Our momma did not participate in many community events during our early childhood because she and daddy were usually engaged building and growing the Stewart Webster Gas Company, which by the way relocated from downtown Richland to the present location on Lumpkin Highway when I was a young teenager, but she did reserve time to serve daily family meals and be a grade mother at Richland Elementary School, and on occasion attended at home get-togethers that were for ladies only, one of those being a Tupperware party.

The volunteer hostess could earn prizes by selling the product, which was accomplished by catalog orders and games with innovative prizes at the event which she sponsored in her home.   Although our momma rarely attended the party, it was a well know fact that if you brought a catalog by our family business you were guaranteed that she was going to place a substantial order.

 We used the multi-colored pastel colored glasses for everyday use and you had better not take one outside and not bring it back to the kitchen that was considered an unpardonable transgression.  We reserved the taller ones for sweet iced tea and the smaller ones for water and other drinks.

Momma had a decorator set that were used as canisters and proudly displayed on the kitchen counter and she preferred the Tupperware containers for storage in the refrigerator; in the crisper she had the cereal stored in those special vessels and she trusted that when you heard the "burp" that it was and would remained sealed.

The Tupperware hostess was given a prize as an incentive to sell the products; the more sales were made at her home party, the bigger the prize. Naturally, all hostesses were encouraged to become Tupperware consultants to take advantage of all the benefits.

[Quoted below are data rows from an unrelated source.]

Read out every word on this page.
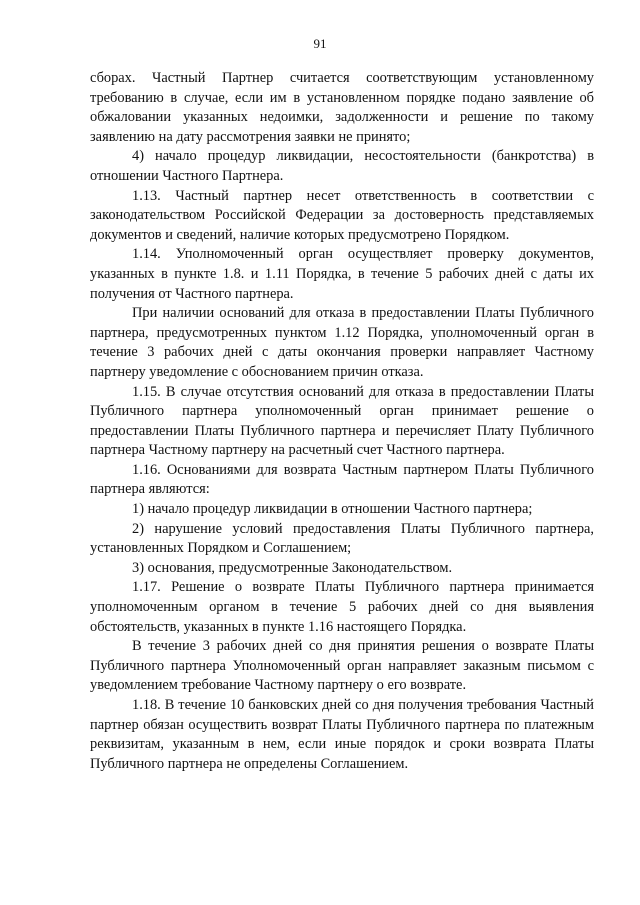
91

сборах. Частный Партнер считается соответствующим установленному требованию в случае, если им в установленном порядке подано заявление об обжаловании указанных недоимки, задолженности и решение по такому заявлению на дату рассмотрения заявки не принято;

4) начало процедур ликвидации, несостоятельности (банкротства) в отношении Частного Партнера.

1.13. Частный партнер несет ответственность в соответствии с законодательством Российской Федерации за достоверность представляемых документов и сведений, наличие которых предусмотрено Порядком.

1.14. Уполномоченный орган осуществляет проверку документов, указанных в пункте 1.8. и 1.11 Порядка, в течение 5 рабочих дней с даты их получения от Частного партнера.

При наличии оснований для отказа в предоставлении Платы Публичного партнера, предусмотренных пунктом 1.12 Порядка, уполномоченный орган в течение 3 рабочих дней с даты окончания проверки направляет Частному партнеру уведомление с обоснованием причин отказа.

1.15. В случае отсутствия оснований для отказа в предоставлении Платы Публичного партнера уполномоченный орган принимает решение о предоставлении Платы Публичного партнера и перечисляет Плату Публичного партнера Частному партнеру на расчетный счет Частного партнера.

1.16. Основаниями для возврата Частным партнером Платы Публичного партнера являются:

1) начало процедур ликвидации в отношении Частного партнера;

2) нарушение условий предоставления Платы Публичного партнера, установленных Порядком и Соглашением;

3) основания, предусмотренные Законодательством.

1.17. Решение о возврате Платы Публичного партнера принимается уполномоченным органом в течение 5 рабочих дней со дня выявления обстоятельств, указанных в пункте 1.16 настоящего Порядка.

В течение 3 рабочих дней со дня принятия решения о возврате Платы Публичного партнера Уполномоченный орган направляет заказным письмом с уведомлением требование Частному партнеру о его возврате.

1.18. В течение 10 банковских дней со дня получения требования Частный партнер обязан осуществить возврат Платы Публичного партнера по платежным реквизитам, указанным в нем, если иные порядок и сроки возврата Платы Публичного партнера не определены Соглашением.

I still have an orange container, called Tangerine, that I purchased as a newlywed that has a locking three part top system that we still use today; Scott and Arlin remember it as the Kool-Aid  pitcher for their favorite, Rainbow Punch flavor, but it was also used for juice and lemonade out by the pool.  It is a miracle that it survived over the years but it is still just as usable as it was brand new.

 One of my favorite kitchen gadgets is a Jadite green colander that will soon have to be retired because it is literally coming apart from years of use.

"When Tupperware was introduced on the market in 1945, Earl Tupper started out selling his Poly-T products in shops and department stores. Displayed on large stands, his colourful plastic kitchen utensils were sure to catch the eye of consumers."